The Revived Treasures of the Kyiv-Pechersk Lavra

“The Revived Treasures of the Kyiv-Pechersk Lavra” (from the collection of the National Kyiv-Pechersk Historical and Cultural Preserve) is a large exhibition project presenting artworks that have been returned to the museum after the difficult and dedicated task that restorers have been charged with away from public view. The exhibition presents an account of the conservation efforts of the national cultural heritage in the first decade of the 21st century by the specialists of the Department of Scientific Restoration and Conservation of the National Kyiv-Pechersk Historical and Cultural Preserve, one of the largest restoration departments among museum institutions in Ukraine.

The exhibition gathers over 120 works of art from the 15th to the 20th century from the Preserve’s fund collection, including icons, silver church utensils, liturgical textiles, embroidery, early printed books, engravings and sculptures. The restored artefacts ­– most of which are exhibited for the first time – reflect the complexity and diversity of the museum’s collection and give an idea of the restorers’ specialisations in the restoration and conservation of works in different media ranging from tempera and oil paintings, polychrome sculptures and carvings, items made of metal, fabrics, paper and leather.

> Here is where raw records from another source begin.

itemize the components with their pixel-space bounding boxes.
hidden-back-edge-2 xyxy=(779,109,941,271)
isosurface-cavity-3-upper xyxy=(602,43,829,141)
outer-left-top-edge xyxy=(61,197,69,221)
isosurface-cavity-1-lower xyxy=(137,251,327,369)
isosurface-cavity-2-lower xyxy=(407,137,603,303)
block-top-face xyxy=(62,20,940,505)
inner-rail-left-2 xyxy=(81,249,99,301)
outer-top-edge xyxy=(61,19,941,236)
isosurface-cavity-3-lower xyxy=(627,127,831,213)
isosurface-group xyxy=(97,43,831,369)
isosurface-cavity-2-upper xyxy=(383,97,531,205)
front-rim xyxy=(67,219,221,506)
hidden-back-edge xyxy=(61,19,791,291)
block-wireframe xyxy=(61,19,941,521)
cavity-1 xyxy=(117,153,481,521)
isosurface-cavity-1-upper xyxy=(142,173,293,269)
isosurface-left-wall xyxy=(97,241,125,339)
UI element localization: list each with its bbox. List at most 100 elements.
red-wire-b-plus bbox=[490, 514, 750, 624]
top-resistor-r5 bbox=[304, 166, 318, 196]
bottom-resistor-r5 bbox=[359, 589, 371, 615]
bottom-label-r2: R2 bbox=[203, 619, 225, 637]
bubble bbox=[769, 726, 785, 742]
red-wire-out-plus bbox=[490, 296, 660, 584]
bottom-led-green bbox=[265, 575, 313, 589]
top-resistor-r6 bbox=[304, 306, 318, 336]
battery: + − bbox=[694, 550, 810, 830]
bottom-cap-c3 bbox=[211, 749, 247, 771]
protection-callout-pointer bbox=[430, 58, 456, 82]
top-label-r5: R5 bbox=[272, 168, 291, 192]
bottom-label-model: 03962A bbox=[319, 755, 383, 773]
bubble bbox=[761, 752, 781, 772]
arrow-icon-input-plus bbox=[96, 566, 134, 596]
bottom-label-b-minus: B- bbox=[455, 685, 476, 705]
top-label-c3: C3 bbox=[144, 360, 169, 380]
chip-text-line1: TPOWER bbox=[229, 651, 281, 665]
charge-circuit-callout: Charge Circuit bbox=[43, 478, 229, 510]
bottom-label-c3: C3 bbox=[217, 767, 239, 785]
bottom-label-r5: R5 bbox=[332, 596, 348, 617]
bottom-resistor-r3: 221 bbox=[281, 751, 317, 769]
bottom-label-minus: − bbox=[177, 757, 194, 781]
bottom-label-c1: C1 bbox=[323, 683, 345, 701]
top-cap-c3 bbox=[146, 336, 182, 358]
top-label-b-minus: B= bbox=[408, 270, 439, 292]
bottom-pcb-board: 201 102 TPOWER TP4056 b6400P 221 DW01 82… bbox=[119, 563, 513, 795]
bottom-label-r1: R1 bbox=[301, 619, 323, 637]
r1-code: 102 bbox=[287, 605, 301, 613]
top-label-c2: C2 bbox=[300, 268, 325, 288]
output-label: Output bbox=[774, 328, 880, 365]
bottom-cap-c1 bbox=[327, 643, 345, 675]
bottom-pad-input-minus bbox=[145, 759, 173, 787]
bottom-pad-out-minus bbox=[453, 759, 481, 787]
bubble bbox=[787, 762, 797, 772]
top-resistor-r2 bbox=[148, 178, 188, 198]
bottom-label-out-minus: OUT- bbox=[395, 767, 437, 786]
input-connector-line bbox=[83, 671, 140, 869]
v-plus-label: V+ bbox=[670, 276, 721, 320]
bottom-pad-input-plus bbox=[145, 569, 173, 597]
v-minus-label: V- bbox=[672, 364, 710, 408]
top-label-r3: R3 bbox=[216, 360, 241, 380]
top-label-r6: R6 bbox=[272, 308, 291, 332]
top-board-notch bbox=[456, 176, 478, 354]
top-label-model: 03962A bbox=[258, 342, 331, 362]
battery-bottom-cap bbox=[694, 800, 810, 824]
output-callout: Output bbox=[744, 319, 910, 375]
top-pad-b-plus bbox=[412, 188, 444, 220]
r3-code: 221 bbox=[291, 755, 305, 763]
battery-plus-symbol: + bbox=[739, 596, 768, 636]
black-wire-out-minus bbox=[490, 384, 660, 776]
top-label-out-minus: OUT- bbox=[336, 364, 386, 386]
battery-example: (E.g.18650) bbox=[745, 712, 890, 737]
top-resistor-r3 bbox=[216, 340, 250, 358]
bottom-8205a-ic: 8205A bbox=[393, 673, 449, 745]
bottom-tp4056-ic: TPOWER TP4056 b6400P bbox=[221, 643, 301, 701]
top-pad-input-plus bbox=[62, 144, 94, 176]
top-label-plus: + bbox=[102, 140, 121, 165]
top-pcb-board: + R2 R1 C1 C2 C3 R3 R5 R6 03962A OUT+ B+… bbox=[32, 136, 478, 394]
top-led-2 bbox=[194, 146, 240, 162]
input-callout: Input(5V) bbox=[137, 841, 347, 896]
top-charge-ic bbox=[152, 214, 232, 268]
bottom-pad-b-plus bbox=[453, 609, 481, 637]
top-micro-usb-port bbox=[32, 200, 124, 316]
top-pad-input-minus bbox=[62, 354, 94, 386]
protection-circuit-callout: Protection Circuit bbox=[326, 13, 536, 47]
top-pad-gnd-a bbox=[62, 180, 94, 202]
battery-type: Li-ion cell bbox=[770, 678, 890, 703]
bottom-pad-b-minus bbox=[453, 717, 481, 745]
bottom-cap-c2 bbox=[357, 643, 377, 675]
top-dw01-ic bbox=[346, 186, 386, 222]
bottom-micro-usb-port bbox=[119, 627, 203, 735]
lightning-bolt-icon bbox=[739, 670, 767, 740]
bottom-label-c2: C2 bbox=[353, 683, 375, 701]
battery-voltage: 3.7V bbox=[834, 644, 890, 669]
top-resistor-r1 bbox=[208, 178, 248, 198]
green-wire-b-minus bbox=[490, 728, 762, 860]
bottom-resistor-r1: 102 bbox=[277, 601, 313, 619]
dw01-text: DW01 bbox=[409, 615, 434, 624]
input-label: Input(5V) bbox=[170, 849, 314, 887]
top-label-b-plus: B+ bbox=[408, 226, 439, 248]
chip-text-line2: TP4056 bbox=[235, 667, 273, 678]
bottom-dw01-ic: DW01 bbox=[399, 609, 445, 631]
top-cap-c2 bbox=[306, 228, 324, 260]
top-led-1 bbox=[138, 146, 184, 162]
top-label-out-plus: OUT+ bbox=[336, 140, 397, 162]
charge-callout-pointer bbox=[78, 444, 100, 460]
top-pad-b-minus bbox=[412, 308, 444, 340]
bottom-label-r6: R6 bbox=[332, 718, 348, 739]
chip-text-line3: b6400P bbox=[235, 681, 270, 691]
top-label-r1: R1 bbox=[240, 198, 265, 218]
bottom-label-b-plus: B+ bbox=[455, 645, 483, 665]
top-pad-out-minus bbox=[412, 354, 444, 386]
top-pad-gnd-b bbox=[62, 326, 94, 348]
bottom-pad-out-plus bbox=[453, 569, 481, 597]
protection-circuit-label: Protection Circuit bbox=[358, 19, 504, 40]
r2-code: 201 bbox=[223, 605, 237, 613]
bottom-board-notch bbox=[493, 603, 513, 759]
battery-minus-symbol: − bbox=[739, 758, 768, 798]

The main section of the exhibition presents liturgical artefacts from Lavra’s sacristy, works by the monastery’s icon painters, archaeological findings from the excavations of the ruins of the Assumption Cathedral and much more.

The exhibition also includes one of the most remarkable works from Lavra’s masters: an early 19th century iconostasis from the Church of the Nativity in the Far caves. Its restoration has been recently completed and it will soon be returned to the church. Until then, visitors have the unique opportunity to view this masterpiece up close at the museum.

The exhibited artefacts reveal the basic principles guiding the work of the Preserve’s restorers: maximal respect for the artefacts and minimal intervention in the works’ authenticity – elimination of factors that threaten the survival of the artefacts and using established materials and techniques in combination with modern developments.

The restorer’s spadework and inspired results breathe new life into the artworks, thus allowing contemporaries to experience the cultural heritage of the past and preserve it for future generations.